Patricia was a spirited, seventeen-year old beauty with blond hair and blue eyes. My grandparents had high expectations for their youngest child, especially after the tragic death of their son and the grief that haunted them. Instead, she disappointed them by eloping with a farm hand that worked for my grandfather. He was what my mother referred to as a shanty Irishman. He was old enough to be my aunt’s father and he was a widower with a baby daughter. The story whispered between my mother and grandmother was that he had caused his first wife’s death by failing to heed the doctor’s advice to avoid a life-threatening pregnancy. He was a big, lazy, boisterous, barrel-chested man, content with his own ignorance. My mother said he had killed a recalcitrant horse with a single punch to the head. I only remember that he always smelled like manure and that no one could ever unravel the mystery of my aunt’s romantic attachment to him.

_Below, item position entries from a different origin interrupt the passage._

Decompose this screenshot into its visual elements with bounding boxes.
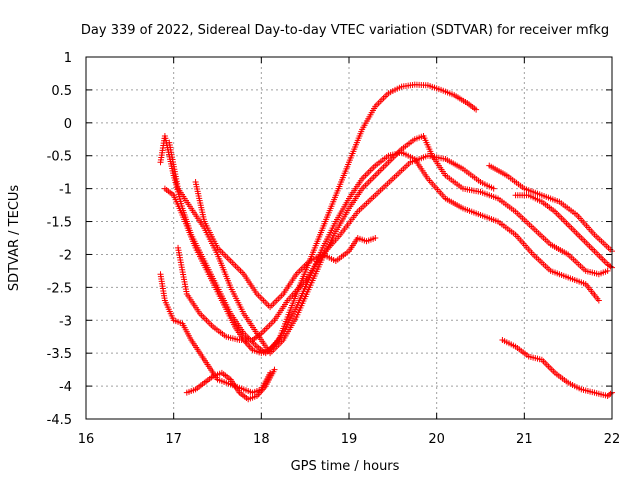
data-markers <box>157 81 615 403</box>
data-point <box>595 297 602 304</box>
y-axis-label: SDTVAR / TECUs <box>7 185 22 292</box>
x-tick-label: 22 <box>604 432 621 447</box>
x-tick-label: 16 <box>78 432 95 447</box>
series-track-f <box>183 366 278 403</box>
series-track-c <box>161 149 602 357</box>
y-tick-label: 0 <box>64 117 72 132</box>
y-tick-label: -4 <box>59 380 72 395</box>
y-tick-label: -3 <box>59 314 72 329</box>
series-track-g <box>192 179 379 311</box>
chart-title: Day 339 of 2022, Sidereal Day-to-day VTE… <box>81 23 609 38</box>
y-tick-label: -2.5 <box>47 281 72 296</box>
y-tick-label: -2 <box>59 248 72 263</box>
grid <box>86 57 612 419</box>
series-track-i <box>499 337 615 399</box>
series-track-e <box>175 152 497 344</box>
y-tick-label: -4.5 <box>47 413 72 428</box>
x-tick-label: 19 <box>341 432 358 447</box>
x-axis-tick-labels: 16 17 18 19 20 21 22 <box>78 432 621 447</box>
series-track-j <box>512 192 615 271</box>
series-track-a <box>157 271 274 396</box>
axis-ticks <box>85 56 613 420</box>
y-tick-label: -1 <box>59 183 72 198</box>
data-point <box>473 106 480 113</box>
x-tick-label: 21 <box>516 432 533 447</box>
y-tick-label: 0.5 <box>51 84 72 99</box>
data-point <box>271 366 278 373</box>
data-point <box>490 185 497 192</box>
y-tick-label: -3.5 <box>47 347 72 362</box>
y-axis-tick-labels: -4.5 -4 -3.5 -3 -2.5 -2 -1.5 -1 -0.5 0 0.5 1 <box>47 51 72 428</box>
data-point <box>604 267 611 274</box>
y-tick-label: -0.5 <box>47 150 72 165</box>
series-track-h <box>486 162 615 255</box>
data-point <box>607 390 614 397</box>
y-tick-label: 1 <box>64 51 72 66</box>
x-tick-label: 18 <box>253 432 270 447</box>
x-tick-label: 20 <box>428 432 445 447</box>
series-track-d <box>166 132 611 357</box>
data-point <box>607 263 614 270</box>
y-tick-label: -1.5 <box>47 216 72 231</box>
x-axis-label: GPS time / hours <box>291 459 400 474</box>
data-point <box>372 235 379 241</box>
x-tick-label: 17 <box>165 432 182 447</box>
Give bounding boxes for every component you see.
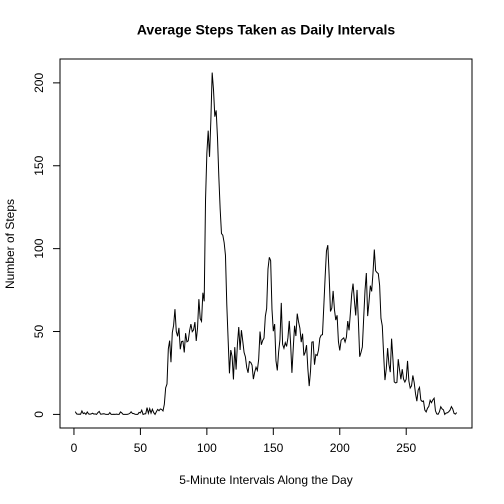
x-tick-label: 100 [197, 441, 217, 455]
x-axis-label: 5-Minute Intervals Along the Day [179, 473, 352, 487]
x-tick-label: 50 [134, 441, 148, 455]
x-tick-label: 0 [71, 441, 78, 455]
data-line [74, 72, 458, 416]
plot-box [59, 58, 473, 429]
x-tick-label: 150 [263, 441, 283, 455]
y-tick-label: 200 [32, 73, 46, 93]
y-axis-label: Number of Steps [3, 199, 17, 289]
y-tick-label: 0 [32, 411, 46, 418]
y-tick-label: 100 [32, 238, 46, 258]
y-tick-label: 150 [32, 155, 46, 175]
y-tick-label: 50 [32, 325, 46, 339]
x-tick-label: 200 [330, 441, 350, 455]
x-tick-label: 250 [396, 441, 416, 455]
chart-title: Average Steps Taken as Daily Intervals [137, 22, 396, 38]
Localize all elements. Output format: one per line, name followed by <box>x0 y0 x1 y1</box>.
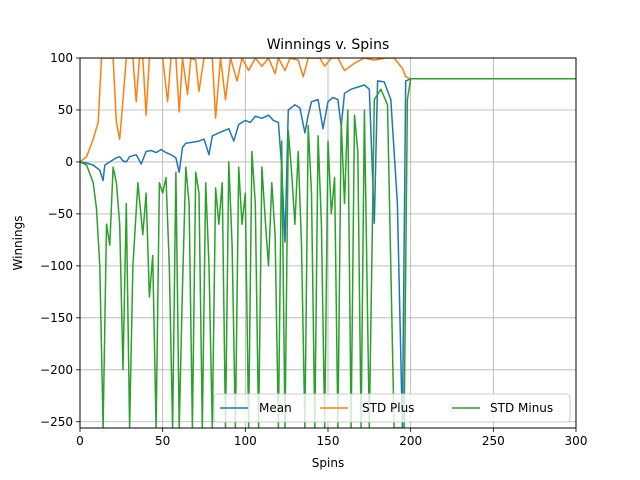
x-axis-label: Spins <box>312 456 344 470</box>
chart-title: Winnings v. Spins <box>267 37 390 53</box>
x-tick-label: 200 <box>399 434 422 448</box>
x-tick-label: 250 <box>482 434 505 448</box>
y-tick-label: −50 <box>48 207 73 221</box>
y-tick-label: −200 <box>40 363 73 377</box>
y-tick-label: −100 <box>40 259 73 273</box>
legend-box <box>213 393 571 423</box>
x-tick-label: 0 <box>76 434 84 448</box>
series-line-std-minus <box>80 78 576 428</box>
series-line-std-plus <box>80 58 576 163</box>
legend: Mean STD Plus STD Minus <box>213 393 571 423</box>
legend-label-mean: Mean <box>259 401 292 415</box>
legend-label-std-minus: STD Minus <box>490 401 553 415</box>
y-tick-label: 100 <box>50 51 73 65</box>
y-tick-label: 50 <box>58 103 73 117</box>
x-tick-label: 100 <box>234 434 257 448</box>
series-lines <box>80 58 576 428</box>
legend-label-std-plus: STD Plus <box>362 401 414 415</box>
axis-ticks: 0 50 100 150 200 250 300 −250 −200 −150 −100 −50 0 50… <box>40 51 587 448</box>
y-tick-label: −250 <box>40 415 73 429</box>
y-axis-label: Winnings <box>11 216 25 271</box>
y-tick-label: −150 <box>40 311 73 325</box>
x-tick-label: 50 <box>155 434 170 448</box>
x-tick-label: 300 <box>565 434 588 448</box>
series-line-mean <box>80 78 576 428</box>
y-tick-label: 0 <box>65 155 73 169</box>
x-tick-label: 150 <box>317 434 340 448</box>
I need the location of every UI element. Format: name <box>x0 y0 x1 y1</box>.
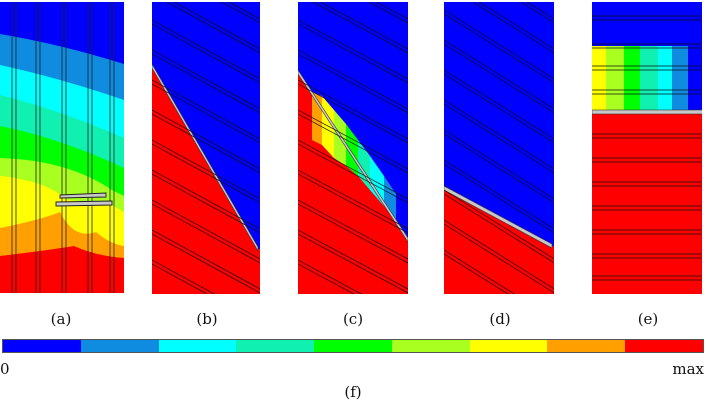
band-yellow <box>592 46 606 110</box>
panel-b <box>152 0 262 296</box>
colorbar-segment-9 <box>625 340 704 352</box>
panel-c-field <box>298 2 408 294</box>
colorbar-segment-8 <box>547 340 626 352</box>
fiber-lines <box>592 15 702 281</box>
panel-c <box>298 0 410 296</box>
caption-a: (a) <box>50 310 72 328</box>
caption-b: (b) <box>196 310 218 328</box>
region-red <box>592 112 702 294</box>
fiber-lines <box>152 2 260 294</box>
panel-b-field <box>152 2 260 294</box>
panel-a-field <box>0 2 124 293</box>
band-yellow-green <box>606 46 624 110</box>
panel-e <box>592 0 704 296</box>
fiber-lines <box>11 2 115 293</box>
crack-band <box>152 63 259 253</box>
crack-lines <box>55 192 113 207</box>
panel-d-field <box>444 2 554 294</box>
colorbar <box>2 339 704 353</box>
colorbar-segment-3 <box>158 340 237 352</box>
band-teal <box>640 46 658 110</box>
caption-e: (e) <box>637 310 659 328</box>
panel-d <box>444 0 556 296</box>
colorbar-segment-1 <box>3 340 81 352</box>
colorbar-segment-5 <box>314 340 392 352</box>
colorbar-max-label: max <box>672 360 704 378</box>
panel-e-field <box>592 2 702 294</box>
colorbar-min-label: 0 <box>0 360 10 378</box>
colorbar-segment-4 <box>236 340 315 352</box>
crack-band <box>444 185 553 249</box>
region-red <box>152 66 260 294</box>
caption-c: (c) <box>342 310 364 328</box>
crack-band <box>298 69 408 243</box>
band-cyan <box>370 156 384 206</box>
crack-band <box>592 109 702 115</box>
caption-f: (f) <box>344 383 362 401</box>
caption-d: (d) <box>489 310 511 328</box>
fiber-lines <box>298 2 408 294</box>
band-green <box>624 46 640 110</box>
colorbar-segment-7 <box>469 340 548 352</box>
fiber-lines <box>444 2 554 294</box>
panel-a <box>0 0 125 296</box>
band-light-blue <box>672 46 688 110</box>
band-cyan <box>658 46 672 110</box>
colorbar-segment-2 <box>80 340 159 352</box>
colorbar-segment-6 <box>391 340 470 352</box>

Despite her family’s disapproval, my aunt defiantly raised five daughters in near poverty on a Wisconsin farm. My uncle was no farmer. My father said the cow shit was so deep in the barn that you could hit your head on the ceiling. Everyone expected that one day my aunt would finally have her fill of a very hard life. A devout Catholic, she remained with her husband to the end when he succumbed to Alzheimer’s disease. I suspect she was probably tempted a few times during her life to change course. My grandmother and mother always hoped she would come to her senses one day. In the end, no one or nothing could dissuade my aunt from the path she had chosen in life.
My grandparents and mother have been gone for several years, but my Aunt is still going strong at 82, living alone, unbroken, proud, and unafraid on a Wisconsin farm with a dog and a couple of cats. She is happy. We have never spent enough time in each other’s company over the years to fill a week, but this holiday we talked by phone for over an hour. We both laughed when she told me she doesn’t understand why she can no longer lift an 80-pound piece of farm equipment into her truck. We may be bound by family history, but mostly we are bound by her improbable, unfathomable, defiant romance.